Qualifications & Skills

• Bachelor’s degree in Computer Science, Cybersecurity, or a related field.
• Minimum 2 years of hands-on penetration testing / offensive security experience across application, infrastructure, or cloud environments.
• CREST CRT certification is mandatory.
• Additional certifications such as OffSec OSCP, OSCE, OSWE, CRTO, cloud security (AWS/Azure), or red teaming certifications are highly advantageous.
• Strong understanding of web technologies, APIs, authentication mechanisms (OAuth, SAML, JWT), and common security vulnerabilities.

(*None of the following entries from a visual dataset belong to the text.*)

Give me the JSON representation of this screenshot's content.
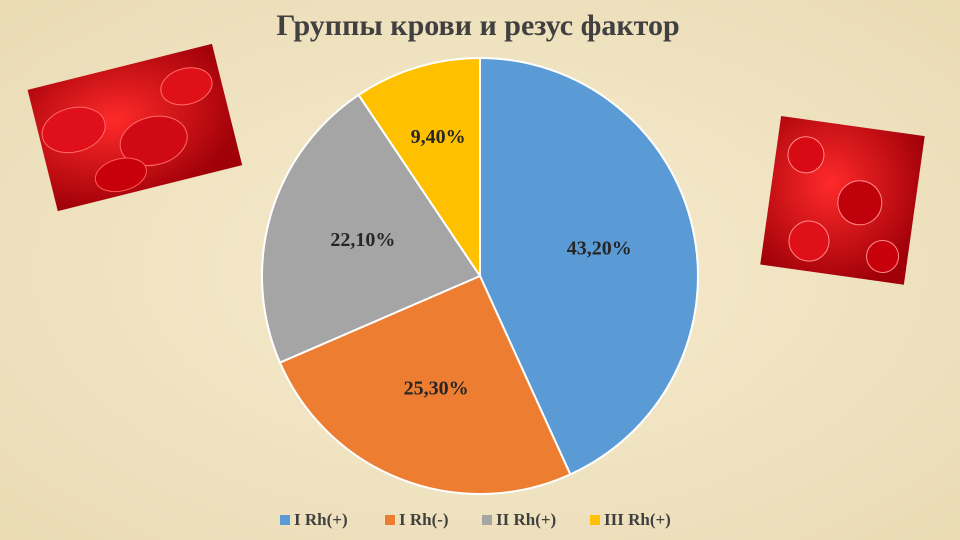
{
  "chart_data": {
    "type": "pie",
    "title": "Группы крови и резус фактор",
    "categories": [
      "I Rh(+)",
      "I Rh(-)",
      "II Rh(+)",
      "III Rh(+)"
    ],
    "values": [
      43.2,
      25.3,
      22.1,
      9.4
    ],
    "value_labels": [
      "43,20%",
      "25,30%",
      "22,10%",
      "9,40%"
    ],
    "colors": [
      "#5b9bd5",
      "#ed7d31",
      "#a5a5a5",
      "#ffc000"
    ],
    "legend": "bottom"
  }
}
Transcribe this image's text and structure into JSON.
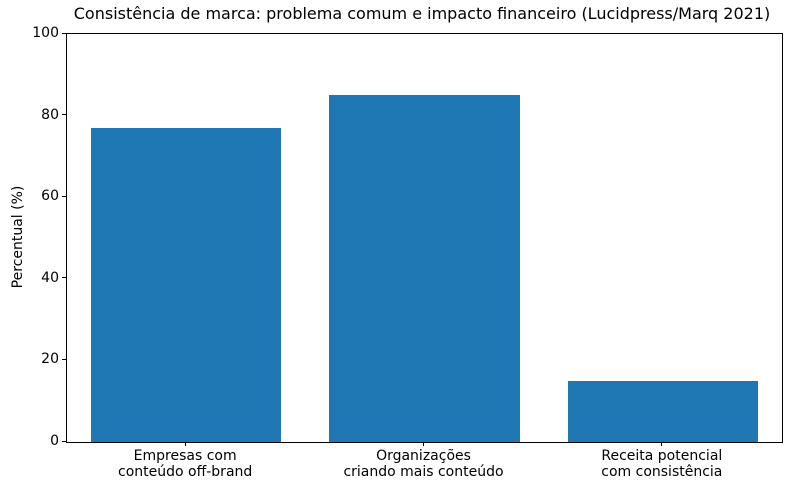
{
  "chart_data": {
    "type": "bar",
    "title": "Consistência de marca: problema comum e impacto financeiro (Lucidpress/Marq 2021)",
    "ylabel": "Percentual (%)",
    "xlabel": "",
    "categories": [
      "Empresas com\nconteúdo off-brand",
      "Organizações\ncriando mais conteúdo",
      "Receita potencial\ncom consistência"
    ],
    "values": [
      77,
      85,
      15
    ],
    "ylim": [
      0,
      100
    ],
    "yticks": [
      0,
      20,
      40,
      60,
      80,
      100
    ],
    "bar_color": "#1f77b4",
    "axis_color": "#000000",
    "background_color": "#ffffff",
    "grid": false,
    "legend": "none",
    "bar_width_fraction": 0.8
  }
}
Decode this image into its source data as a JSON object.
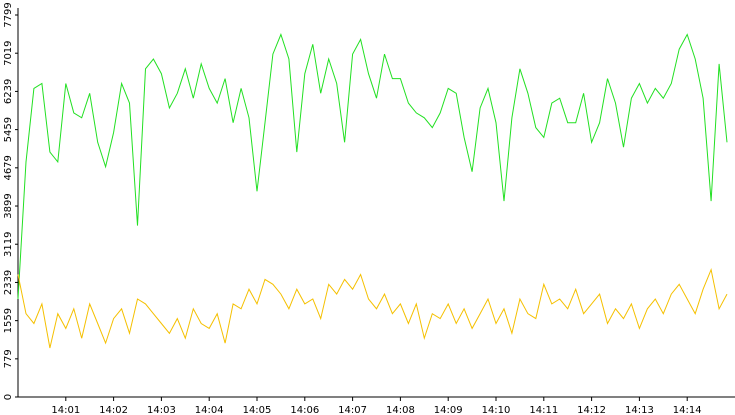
{
  "chart_data": {
    "type": "line",
    "categories": [
      null,
      null,
      null,
      null,
      null,
      null,
      "14:01",
      null,
      null,
      null,
      null,
      null,
      "14:02",
      null,
      null,
      null,
      null,
      null,
      "14:03",
      null,
      null,
      null,
      null,
      null,
      "14:04",
      null,
      null,
      null,
      null,
      null,
      "14:05",
      null,
      null,
      null,
      null,
      null,
      "14:06",
      null,
      null,
      null,
      null,
      null,
      "14:07",
      null,
      null,
      null,
      null,
      null,
      "14:08",
      null,
      null,
      null,
      null,
      null,
      "14:09",
      null,
      null,
      null,
      null,
      null,
      "14:10",
      null,
      null,
      null,
      null,
      null,
      "14:11",
      null,
      null,
      null,
      null,
      null,
      "14:12",
      null,
      null,
      null,
      null,
      null,
      "14:13",
      null,
      null,
      null,
      null,
      null,
      "14:14",
      null,
      null,
      null,
      null,
      null
    ],
    "series": [
      {
        "color": "#22e022",
        "values": [
          2000,
          4800,
          6300,
          6400,
          5000,
          4800,
          6400,
          5800,
          5700,
          6200,
          5200,
          4700,
          5400,
          6400,
          6000,
          3500,
          6700,
          6900,
          6600,
          5900,
          6200,
          6700,
          6100,
          6800,
          6300,
          6000,
          6500,
          5600,
          6300,
          5700,
          4200,
          5600,
          7000,
          7400,
          6900,
          5000,
          6600,
          7200,
          6200,
          6900,
          6400,
          5200,
          7000,
          7300,
          6600,
          6100,
          7000,
          6500,
          6500,
          6000,
          5800,
          5700,
          5500,
          5800,
          6300,
          6200,
          5300,
          4600,
          5900,
          6300,
          5600,
          4000,
          5700,
          6700,
          6200,
          5500,
          5300,
          6000,
          6100,
          5600,
          5600,
          6200,
          5200,
          5600,
          6500,
          6000,
          5100,
          6100,
          6400,
          6000,
          6300,
          6100,
          6400,
          7100,
          7400,
          6900,
          6100,
          4000,
          6800,
          5200
        ]
      },
      {
        "color": "#f5c000",
        "values": [
          2500,
          1700,
          1500,
          1900,
          1000,
          1700,
          1400,
          1800,
          1200,
          1900,
          1500,
          1100,
          1600,
          1800,
          1300,
          2000,
          1900,
          1700,
          1500,
          1300,
          1600,
          1200,
          1800,
          1500,
          1400,
          1700,
          1100,
          1900,
          1800,
          2200,
          1900,
          2400,
          2300,
          2100,
          1800,
          2200,
          1900,
          2000,
          1600,
          2300,
          2100,
          2400,
          2200,
          2500,
          2000,
          1800,
          2100,
          1700,
          1900,
          1500,
          1900,
          1200,
          1700,
          1600,
          1900,
          1500,
          1800,
          1400,
          1700,
          2000,
          1500,
          1800,
          1300,
          2000,
          1700,
          1600,
          2300,
          1900,
          2000,
          1800,
          2200,
          1700,
          1900,
          2100,
          1500,
          1800,
          1600,
          1900,
          1400,
          1800,
          2000,
          1700,
          2100,
          2300,
          2000,
          1700,
          2200,
          2600,
          1800,
          2100
        ]
      }
    ],
    "ylim": [
      0,
      7799
    ],
    "yticks": [
      0,
      779,
      1559,
      2339,
      3119,
      3899,
      4679,
      5459,
      6239,
      7019,
      7799
    ]
  }
}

• Experience with infrastructure security concepts, including network protocols, Active Directory, and system hardening.
• Familiarity with cloud security principles, including IAM, shared responsibility model, and cloud-native attack vectors.
• Knowledge of secure development practices and common programming languages is an advantage.
• Strong analytical, problem-solving, and technical troubleshooting skills.
• Excellent communication skills, with the ability to convey complex technical findings to both technical and non-technical stakeholders.
• Ability to manage multiple engagements, work independently, and deliver under tight timelines.